Come ora lo vede Pongratz, il problema è tanto chiaro quanto urgente. Gli attuali sforzi globali per mitigare il cambiamento climatico sono inadeguati al compito. Solo alcuni degli obiettivi fissati nel Protocollo di Kyoto possono essere raggiunti. L'accordo di Parigi del 2015 è ancora meno efficace, perché consente ai paesi di fissare i propri obiettivi di emissione. A meno che la popolazione mondiale, industriali e politici cambiano radicalmente il loro approccio alla gestione e all'utilizzo delle risorse naturali, queste misure non riusciranno, con un ampio margine, a raggiungere il loro obiettivo definito di limitare l'aumento della temperatura globale media (rispetto ai livelli preindustriali) a 1,5 gradi C. "Sulla base delle tendenze attuali, l'aumento sarà più vicino a 3 gradi C, "dice Pongraz.
"Non abbiamo molto tempo per modificare radicalmente il sistema, " avverte. I vari scenari che i ricercatori di tutto il mondo hanno testato nei loro modelli informatici concordano tutti su un punto:CO globale netta 2 le emissioni devono essere ridotte a zero entro la metà del secolo, ed essere ulteriormente ridotto, a valori negativi, successivamente. Per raggiungere questo obiettivo, "le emissioni devono raggiungere il loro picco ben prima del 2030".

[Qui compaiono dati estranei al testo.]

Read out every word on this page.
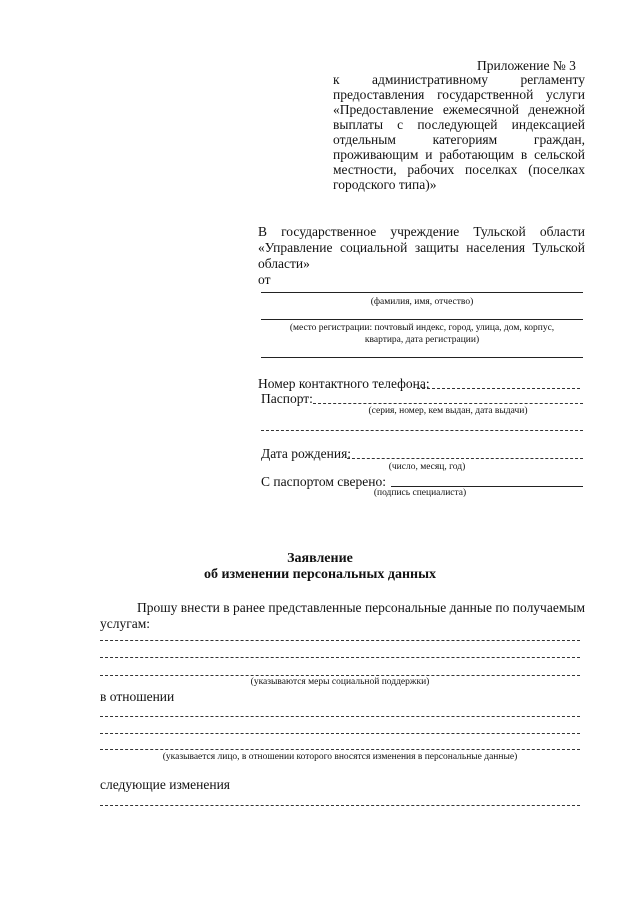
Приложение № 3
к административному регламенту
предоставления государственной услуги
«Предоставление ежемесячной денежной
выплаты с последующей индексацией
отдельным категориям граждан,
проживающим и работающим в сельской
местности, рабочих поселках (поселках
городского типа)»
В государственное учреждение Тульской области
«Управление социальной защиты населения Тульской
области»
от
(фамилия, имя, отчество)
(место регистрации: почтовый индекс, город, улица, дом, корпус,
квартира, дата регистрации)
Номер контактного телефона:
Паспорт:
(серия, номер, кем выдан, дата выдачи)
Дата рождения:
(число, месяц, год)
С паспортом сверено:
(подпись специалиста)
Заявление
об изменении персональных данных
Прошу внести в ранее представленные персональные данные по получаемым
услугам:
(указываются меры социальной поддержки)
в отношении
(указывается лицо, в отношении которого вносятся изменения в персональные данные)
следующие изменения
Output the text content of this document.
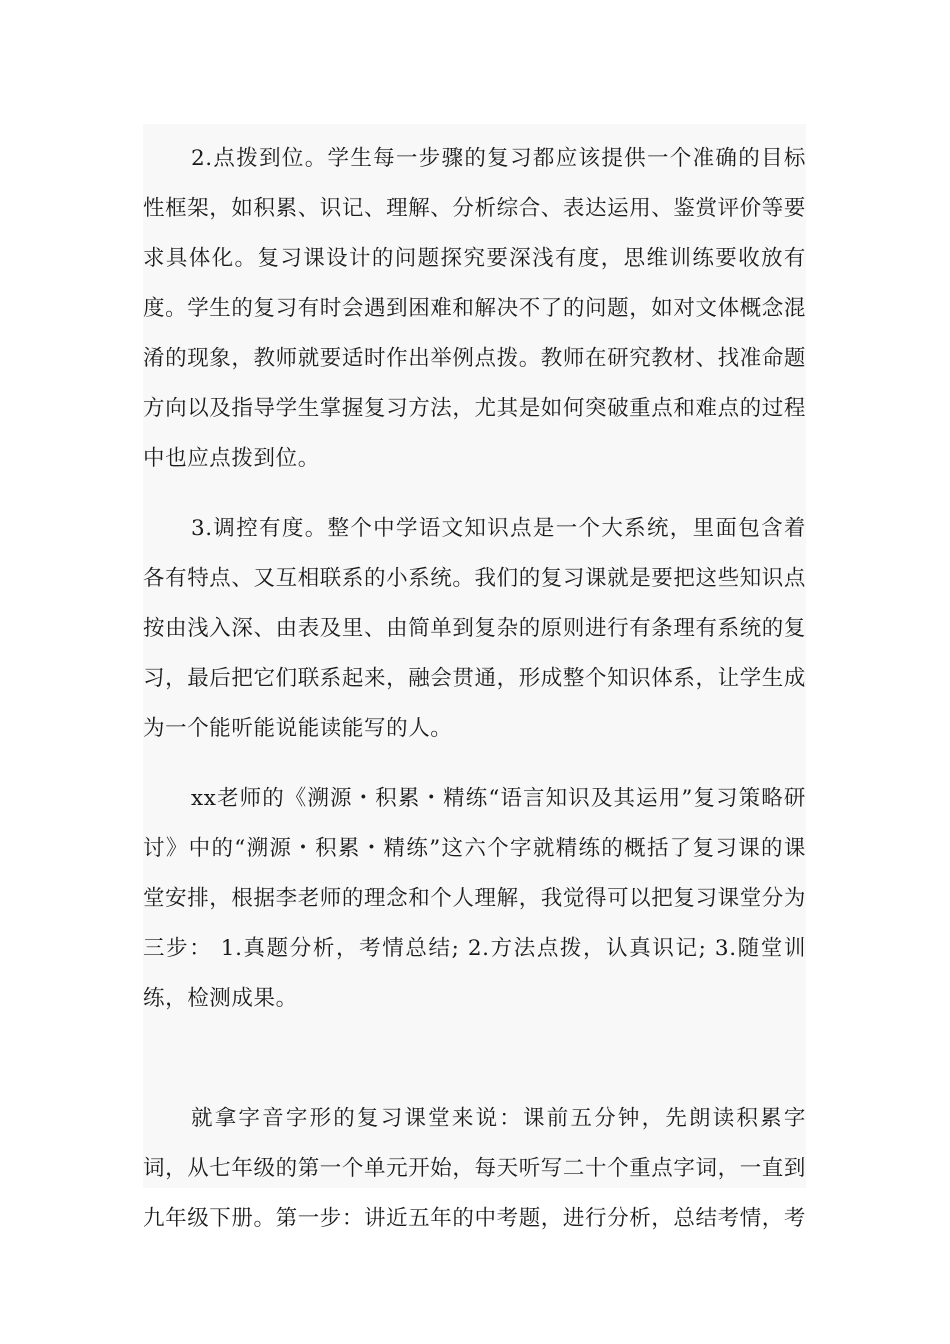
2.点拨到位。学生每一步骤的复习都应该提供一个准确的目标性框架，如积累、识记、理解、分析综合、表达运用、鉴赏评价等要求具体化。复习课设计的问题探究要深浅有度，思维训练要收放有度。学生的复习有时会遇到困难和解决不了的问题，如对文体概念混淆的现象，教师就要适时作出举例点拨。教师在研究教材、找准命题方向以及指导学生掌握复习方法，尤其是如何突破重点和难点的过程中也应点拨到位。

3.调控有度。整个中学语文知识点是一个大系统，里面包含着各有特点、又互相联系的小系统。我们的复习课就是要把这些知识点按由浅入深、由表及里、由简单到复杂的原则进行有条理有系统的复习，最后把它们联系起来，融会贯通，形成整个知识体系，让学生成为一个能听能说能读能写的人。

xx老师的《溯源・积累・精练“语言知识及其运用”复习策略研讨》中的“溯源・积累・精练”这六个字就精练的概括了复习课的课堂安排，根据李老师的理念和个人理解，我觉得可以把复习课堂分为三步： 1.真题分析，考情总结; 2.方法点拨，认真识记; 3.随堂训练，检测成果。

就拿字音字形的复习课堂来说：课前五分钟，先朗读积累字词，从七年级的第一个单元开始，每天听写二十个重点字词，一直到九年级下册。第一步：讲近五年的中考题，进行分析，总结考情，考
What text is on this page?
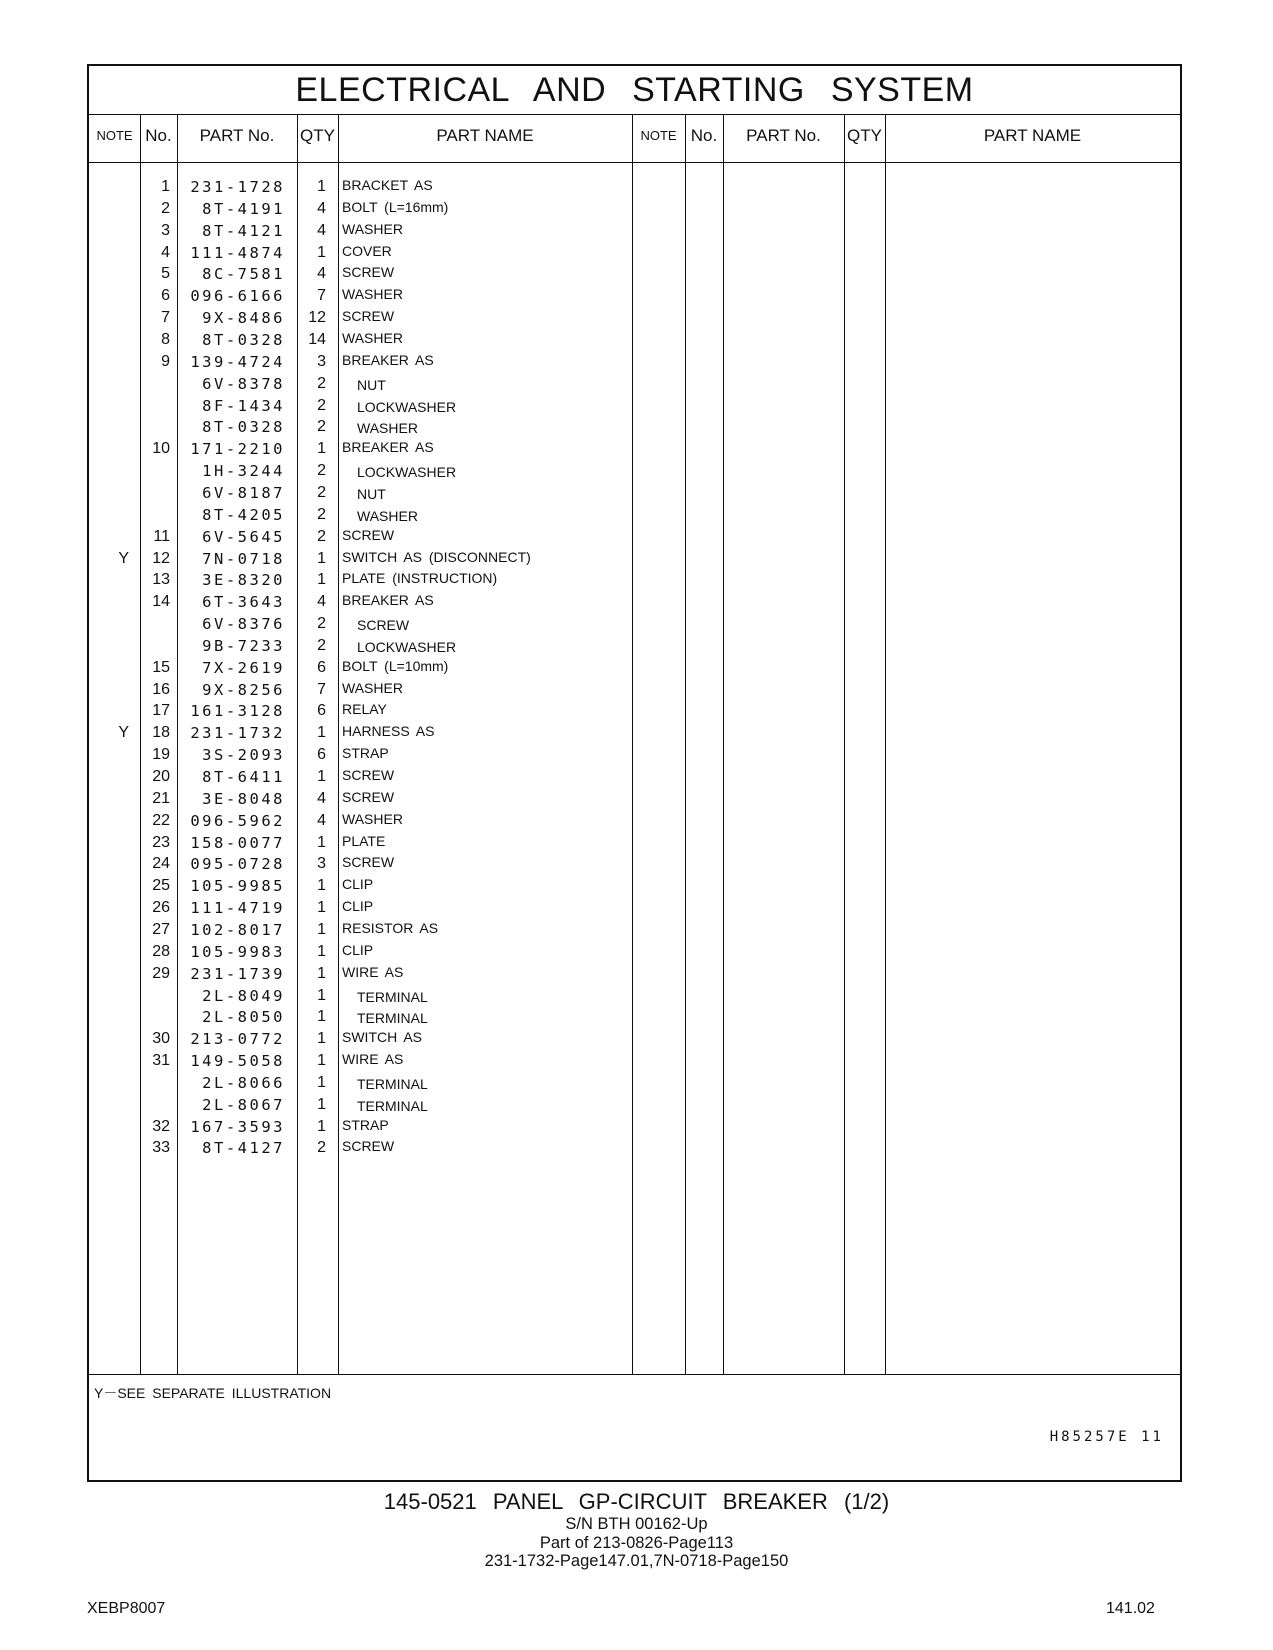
ELECTRICAL AND STARTING SYSTEM
NOTE No.	PART No.	QTY	PART NAME	NOTE No.	PART No.	QTY	PART NAME
1	231-1728	1 BRACKET AS
2	8T-4191	4 BOLT (L=16mm)
3	8T-4121	4 WASHER
4	111-4874	1 COVER
5	8C-7581	4 SCREW
6	096-6166	7 WASHER
7	9X-8486	12 SCREW
8	8T-0328	14 WASHER
9	139-4724	3 BREAKER AS
6V-8378	2 NUT
8F-1434	2 LOCKWASHER
8T-0328	2 WASHER
10	171-2210	1 BREAKER AS
1H-3244	2 LOCKWASHER
6V-8187	2 NUT
8T-4205	2 WASHER
11	6V-5645	2 SCREW
Y	12	7N-0718	1 SWITCH AS (DISCONNECT)
13	3E-8320	1 PLATE (INSTRUCTION)
14	6T-3643	4 BREAKER AS
6V-8376	2 SCREW
9B-7233	2 LOCKWASHER
15	7X-2619	6 BOLT (L=10mm)
16	9X-8256	7 WASHER
17	161-3128	6 RELAY
Y	18	231-1732	1 HARNESS AS
19	3S-2093	6 STRAP
20	8T-6411	1 SCREW
21	3E-8048	4 SCREW
22	096-5962	4 WASHER
23	158-0077	1 PLATE
24	095-0728	3 SCREW
25	105-9985	1 CLIP
26	111-4719	1 CLIP
27	102-8017	1 RESISTOR AS
28	105-9983	1 CLIP
29	231-1739	1 WIRE AS
2L-8049	1 TERMINAL
2L-8050	1 TERMINAL
30	213-0772	1 SWITCH AS
31	149-5058	1 WIRE AS
2L-8066	1 TERMINAL
2L-8067	1 TERMINAL
32	167-3593	1 STRAP
33	8T-4127	2 SCREW
Y－SEE SEPARATE ILLUSTRATION
H85257E 11
145-0521 PANEL GP-CIRCUIT BREAKER (1/2)
S/N BTH 00162-Up
Part of 213-0826-Page113
231-1732-Page147.01,7N-0718-Page150
XEBP8007	141.02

"Quando sono entrato nel campo della ricerca sul clima, "Ricorda Julia Pongratz, "La semplice comprensione del funzionamento del sistema era l'obiettivo principale. Ora, con 1,5° target in questione, il mio lavoro è diventato molto più urgente." Le politiche favorite da Jair Bolsonaro sono solo uno dei tanti ostacoli che si frappongono a una risposta efficace ai cambiamenti climatici.